Peter Schwartz operated a grocery in Montgomery. Slaves and free blacks congregated outside the store and some neighbors thought Schwartz sold them whiskey. The state prosecuted him under an 1858 statute "to prevent nuisances and illegal trafficking with slaves." The indictment charged Schwartz with having permitted slaves and free blacks to loiter outside his store. The charge to the jury said that Schwartz was guilty, even if slaves and free blacks loitered there without his consent. On appeal, Judge Stone affirmed that the state was not required to prove affirmatively that Schwartz allowed the slaves and free blacks to assemble. It was proof enough that he failed to drive them away. Schwartz v State, 37 Alabama 460 (1861).

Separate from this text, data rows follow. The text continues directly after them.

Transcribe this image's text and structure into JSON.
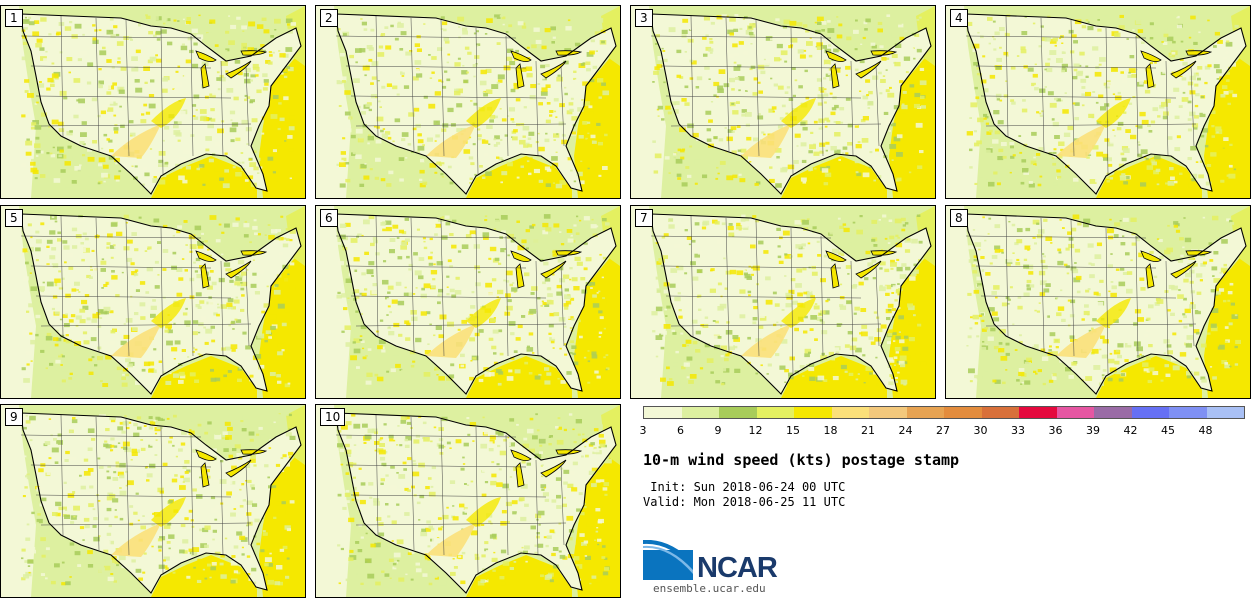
{
  "members": [
    "1",
    "2",
    "3",
    "4",
    "5",
    "6",
    "7",
    "8",
    "9",
    "10"
  ],
  "colorbar": {
    "colors": [
      "#f3f8d6",
      "#ddf0a0",
      "#a8cc5a",
      "#e4f060",
      "#f5e800",
      "#fbe07a",
      "#f3c87c",
      "#e7a352",
      "#e38c3d",
      "#d8703a",
      "#e5093e",
      "#e656a2",
      "#9a6ba6",
      "#6670f4",
      "#7f90f4",
      "#a9c0f5"
    ],
    "tick_labels": [
      "3",
      "6",
      "9",
      "12",
      "15",
      "18",
      "21",
      "24",
      "27",
      "30",
      "33",
      "36",
      "39",
      "42",
      "45",
      "48"
    ]
  },
  "title": "10-m wind speed (kts) postage stamp",
  "init_line": " Init: Sun 2018-06-24 00 UTC",
  "valid_line": "Valid: Mon 2018-06-25 11 UTC",
  "logo_text": "NCAR",
  "url": "ensemble.ucar.edu"
}
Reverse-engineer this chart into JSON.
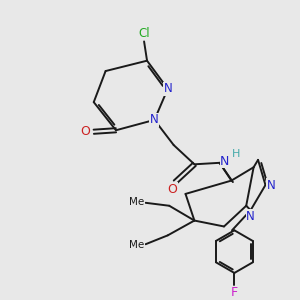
{
  "background_color": "#e8e8e8",
  "bond_color": "#1a1a1a",
  "N_color": "#2222cc",
  "O_color": "#cc2222",
  "Cl_color": "#22aa22",
  "F_color": "#cc22cc",
  "H_color": "#44aaaa",
  "figsize": [
    3.0,
    3.0
  ],
  "dpi": 100,
  "xlim": [
    0,
    10
  ],
  "ylim": [
    0,
    10
  ]
}
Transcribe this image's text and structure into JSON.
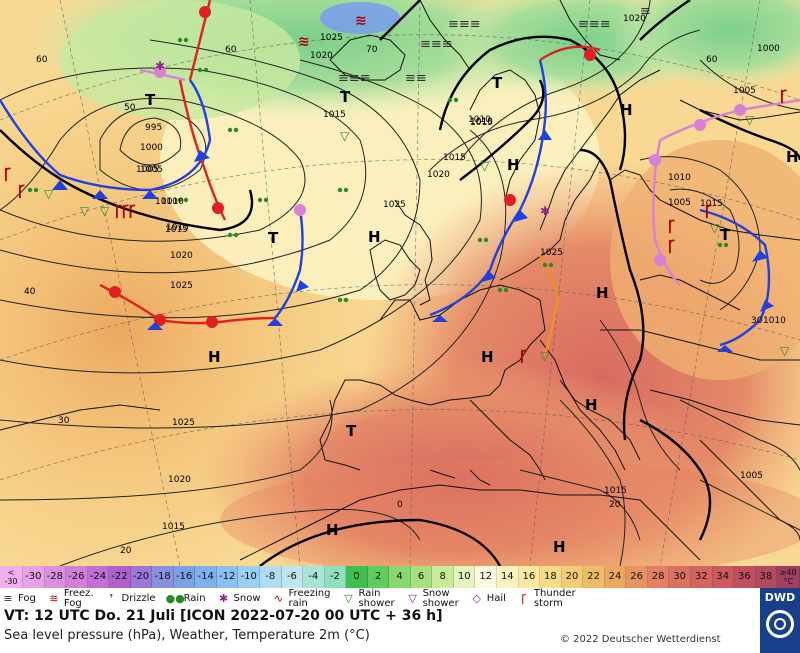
{
  "title_line": "VT: 12 UTC Do.  21 Juli [ICON 2022-07-20  00 UTC + 36 h]",
  "subtitle": "Sea level pressure (hPa), Weather, Temperature 2m (°C)",
  "copyright": "© 2022 Deutscher Wetterdienst",
  "logo_text": "DWD",
  "scale": {
    "low_label_top": "<",
    "low_label_bottom": "-30",
    "high_label_top": "≥40",
    "high_label_bottom": "°C",
    "steps": [
      {
        "v": "-30",
        "c": "#e8a0e8"
      },
      {
        "v": "-28",
        "c": "#dc8fe0"
      },
      {
        "v": "-26",
        "c": "#d080d8"
      },
      {
        "v": "-24",
        "c": "#c070d4"
      },
      {
        "v": "-22",
        "c": "#b060cc"
      },
      {
        "v": "-20",
        "c": "#9a78d8"
      },
      {
        "v": "-18",
        "c": "#8890e0"
      },
      {
        "v": "-16",
        "c": "#7aa0e8"
      },
      {
        "v": "-14",
        "c": "#80b0f0"
      },
      {
        "v": "-12",
        "c": "#8cc0f4"
      },
      {
        "v": "-10",
        "c": "#9ccff6"
      },
      {
        "v": "-8",
        "c": "#b0dcf8"
      },
      {
        "v": "-6",
        "c": "#bfe6f0"
      },
      {
        "v": "-4",
        "c": "#a8e4d8"
      },
      {
        "v": "-2",
        "c": "#90e0c0"
      },
      {
        "v": "0",
        "c": "#3cc050"
      },
      {
        "v": "2",
        "c": "#60cc60"
      },
      {
        "v": "4",
        "c": "#88d870"
      },
      {
        "v": "6",
        "c": "#a8e080"
      },
      {
        "v": "8",
        "c": "#c8ec98"
      },
      {
        "v": "10",
        "c": "#e6f6c0"
      },
      {
        "v": "12",
        "c": "#fbfbe0"
      },
      {
        "v": "14",
        "c": "#fbf4c0"
      },
      {
        "v": "16",
        "c": "#fbeaa0"
      },
      {
        "v": "18",
        "c": "#f8dc88"
      },
      {
        "v": "20",
        "c": "#f4cc74"
      },
      {
        "v": "22",
        "c": "#f0bc68"
      },
      {
        "v": "24",
        "c": "#eca860"
      },
      {
        "v": "26",
        "c": "#e89460"
      },
      {
        "v": "28",
        "c": "#e48060"
      },
      {
        "v": "30",
        "c": "#dc7060"
      },
      {
        "v": "32",
        "c": "#d46460"
      },
      {
        "v": "34",
        "c": "#cc5a60"
      },
      {
        "v": "36",
        "c": "#c05060"
      },
      {
        "v": "38",
        "c": "#b44a60"
      }
    ],
    "low_color": "#f0b0f0",
    "high_color": "#a04060"
  },
  "legend": [
    {
      "key": "fog",
      "icon": "≡",
      "icon_name": "fog-icon",
      "lines": [
        "Fog"
      ],
      "color": "#333"
    },
    {
      "key": "freez_fog",
      "icon": "≋",
      "icon_name": "freezing-fog-icon",
      "lines": [
        "Freez.",
        "Fog"
      ],
      "color": "#b00"
    },
    {
      "key": "drizzle",
      "icon": "❜",
      "icon_name": "drizzle-icon",
      "lines": [
        "Drizzle"
      ],
      "color": "#2a8a2a"
    },
    {
      "key": "rain",
      "icon": "●●",
      "icon_name": "rain-icon",
      "lines": [
        "Rain"
      ],
      "color": "#2a8a2a"
    },
    {
      "key": "snow",
      "icon": "✱",
      "icon_name": "snow-icon",
      "lines": [
        "Snow"
      ],
      "color": "#8a2a8a"
    },
    {
      "key": "freezing_rain",
      "icon": "∿",
      "icon_name": "freezing-rain-icon",
      "lines": [
        "Freezing",
        "rain"
      ],
      "color": "#b00"
    },
    {
      "key": "rain_shower",
      "icon": "▽",
      "icon_name": "rain-shower-icon",
      "lines": [
        "Rain",
        "shower"
      ],
      "color": "#2a8a2a"
    },
    {
      "key": "snow_shower",
      "icon": "▽",
      "icon_name": "snow-shower-icon",
      "lines": [
        "Snow",
        "shower"
      ],
      "color": "#8a2a8a"
    },
    {
      "key": "hail",
      "icon": "◇",
      "icon_name": "hail-icon",
      "lines": [
        "Hail"
      ],
      "color": "#8a2a8a"
    },
    {
      "key": "thunderstorm",
      "icon": "Ꞅ",
      "icon_name": "thunderstorm-icon",
      "lines": [
        "Thunder",
        "storm"
      ],
      "color": "#b00"
    }
  ],
  "map": {
    "isobar_labels": [
      "1025",
      "1020",
      "1015",
      "1010",
      "1005",
      "1000",
      "995",
      "1025",
      "1020",
      "1015",
      "1010",
      "1005",
      "1000",
      "1025",
      "1020",
      "1015",
      "1010",
      "1025",
      "1020",
      "1015",
      "1010",
      "1005",
      "1015",
      "1020",
      "1025",
      "1015",
      "1005",
      "1010",
      "1005",
      "1010",
      "1015",
      "1015"
    ],
    "temp_labels": [
      "60",
      "60",
      "50",
      "70",
      "60",
      "40",
      "30",
      "20",
      "0",
      "20",
      "30"
    ],
    "pressure_centers": [
      {
        "t": "T",
        "kind": "low"
      },
      {
        "t": "T",
        "kind": "low"
      },
      {
        "t": "T",
        "kind": "low"
      },
      {
        "t": "T",
        "kind": "low"
      },
      {
        "t": "T",
        "kind": "low"
      },
      {
        "t": "T",
        "kind": "low"
      },
      {
        "t": "H",
        "kind": "high"
      },
      {
        "t": "H",
        "kind": "high"
      },
      {
        "t": "H",
        "kind": "high"
      },
      {
        "t": "H",
        "kind": "high"
      },
      {
        "t": "H",
        "kind": "high"
      },
      {
        "t": "H",
        "kind": "high"
      },
      {
        "t": "H",
        "kind": "high"
      },
      {
        "t": "H",
        "kind": "high"
      },
      {
        "t": "H",
        "kind": "high"
      },
      {
        "t": "H",
        "kind": "high"
      }
    ]
  }
}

W.B. Martin borrowed $58 from Henry, who belonged to John Godwin. Subsequently, John Reed acquired the note and sued Martin to recover. Judge Stone wrote that Henry had no legal status to loan money. All he owned legally belonged to his master. Martin actually committed an offense by taking the money. Furthermore, he subjected himself to a legal action by Godwin by doing so. Finally, Stone ruled that no legal action could be taken on a note given by a slave. Martin v Reed, 37 Alabama 198 (1861).